Peak-to-Peak (PtP)#
Peak-to-peak (PtP) amplitude is max(signal) - min(signal) over the analyzed interval. It emphasizes transient excursions and outlier bursts.
For execution steps, see Tutorial.
Subject-report PtP views#
View |
Encoding |
What it reveals |
|---|---|---|
Channel-wise topomap (3D) |
one PtP value per channel in sensor space |
spatial pattern of excursion burden |
Channel-wise distribution |
one PtP value per channel |
outlier channels and heavy-tail behavior |
Channel × epoch heatmap |
PtP per channel and epoch |
when/where transient bursts occur |
1) Channel-wise PtP topomap (3D)#
Interpretation:
focal extremes indicate spatially localized transients,
broad elevation suggests global bursts or movement-related effects.

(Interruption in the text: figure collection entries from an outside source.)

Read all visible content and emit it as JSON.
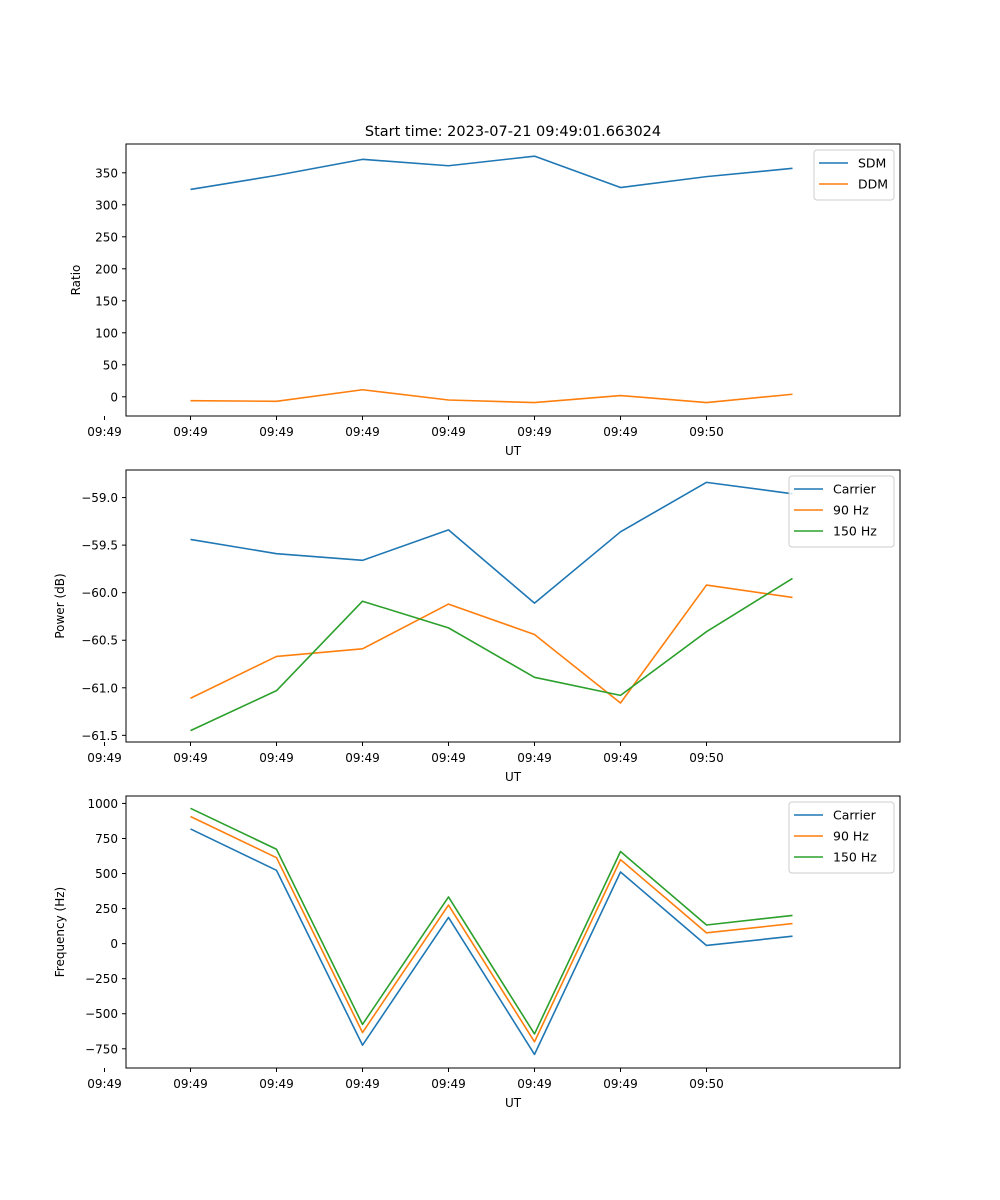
{
  "chart_data": [
    {
      "type": "line",
      "title": "Start time: 2023-07-21 09:49:01.663024",
      "xlabel": "UT",
      "ylabel": "Ratio",
      "x_ticks": [
        "09:49",
        "09:49",
        "09:49",
        "09:49",
        "09:49",
        "09:49",
        "09:49",
        "09:50"
      ],
      "x_points": [
        1,
        2,
        3,
        4,
        5,
        6,
        7,
        8
      ],
      "xlim": [
        0.25,
        9.25
      ],
      "ylim": [
        -30,
        395
      ],
      "y_ticks": [
        0,
        50,
        100,
        150,
        200,
        250,
        300,
        350
      ],
      "y_tick_labels": [
        "0",
        "50",
        "100",
        "150",
        "200",
        "250",
        "300",
        "350"
      ],
      "legend_position": "upper right",
      "grid": false,
      "series": [
        {
          "name": "SDM",
          "color": "#1f77b4",
          "values": [
            324,
            346,
            371,
            361,
            376,
            327,
            344,
            357
          ]
        },
        {
          "name": "DDM",
          "color": "#ff7f0e",
          "values": [
            -6,
            -7,
            11,
            -5,
            -9,
            2,
            -9,
            4
          ]
        }
      ]
    },
    {
      "type": "line",
      "title": "",
      "xlabel": "UT",
      "ylabel": "Power (dB)",
      "x_ticks": [
        "09:49",
        "09:49",
        "09:49",
        "09:49",
        "09:49",
        "09:49",
        "09:49",
        "09:50"
      ],
      "x_points": [
        1,
        2,
        3,
        4,
        5,
        6,
        7,
        8
      ],
      "xlim": [
        0.25,
        9.25
      ],
      "ylim": [
        -61.57,
        -58.71
      ],
      "y_ticks": [
        -61.5,
        -61.0,
        -60.5,
        -60.0,
        -59.5,
        -59.0
      ],
      "y_tick_labels": [
        "−61.5",
        "−61.0",
        "−60.5",
        "−60.0",
        "−59.5",
        "−59.0"
      ],
      "legend_position": "upper right",
      "grid": false,
      "series": [
        {
          "name": "Carrier",
          "color": "#1f77b4",
          "values": [
            -59.44,
            -59.59,
            -59.66,
            -59.34,
            -60.11,
            -59.36,
            -58.84,
            -58.96
          ]
        },
        {
          "name": "90 Hz",
          "color": "#ff7f0e",
          "values": [
            -61.11,
            -60.67,
            -60.59,
            -60.12,
            -60.44,
            -61.16,
            -59.92,
            -60.05
          ]
        },
        {
          "name": "150 Hz",
          "color": "#2ca02c",
          "values": [
            -61.45,
            -61.03,
            -60.09,
            -60.37,
            -60.89,
            -61.08,
            -60.41,
            -59.85
          ]
        }
      ]
    },
    {
      "type": "line",
      "title": "",
      "xlabel": "UT",
      "ylabel": "Frequency (Hz)",
      "x_ticks": [
        "09:49",
        "09:49",
        "09:49",
        "09:49",
        "09:49",
        "09:49",
        "09:49",
        "09:50"
      ],
      "x_points": [
        1,
        2,
        3,
        4,
        5,
        6,
        7,
        8
      ],
      "xlim": [
        0.25,
        9.25
      ],
      "ylim": [
        -887,
        1053
      ],
      "y_ticks": [
        -750,
        -500,
        -250,
        0,
        250,
        500,
        750,
        1000
      ],
      "y_tick_labels": [
        "−750",
        "−500",
        "−250",
        "0",
        "250",
        "500",
        "750",
        "1000"
      ],
      "legend_position": "upper right",
      "grid": false,
      "series": [
        {
          "name": "Carrier",
          "color": "#1f77b4",
          "values": [
            818,
            523,
            -724,
            187,
            -790,
            511,
            -13,
            53
          ]
        },
        {
          "name": "90 Hz",
          "color": "#ff7f0e",
          "values": [
            907,
            613,
            -634,
            275,
            -700,
            599,
            77,
            143
          ]
        },
        {
          "name": "150 Hz",
          "color": "#2ca02c",
          "values": [
            965,
            673,
            -576,
            333,
            -644,
            657,
            133,
            201
          ]
        }
      ]
    }
  ]
}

2) Channel-wise PtP distribution#
Interpretation:
long upper tail indicates burst-prone channels,
multi-modal distributions can indicate mixed channel populations.
3) Channel × epoch heatmap#
Interpretation:
vertical hot stripes: time-localized global excursions,
horizontal hot stripes: channel-specific recurrent burst behavior,
top/right profiles summarize epoch- and channel-level burden.
PtP (manual) vs PtP (auto)#
PtP (manual): MEGqc’s internal PtP pathway and thresholds.
PtP (auto): MNE-based automatic PtP pathway (when present).
Both can appear as separate tabs in subject reports. Compare them when validating threshold behavior.
QC implications#
persistent high-PtP channels are bad-channel candidates,
sparse high-PtP epochs can be rejected selectively,
combine with STD/PSD to avoid rejecting physiologically plausible high-amplitude signal.
The same visualization patterns apply to both MAG and GRAD channel types. PtP (auto) uses MNE’s built-in detection algorithm, while PtP (manual) uses MEGqc’s custom thresholding approach.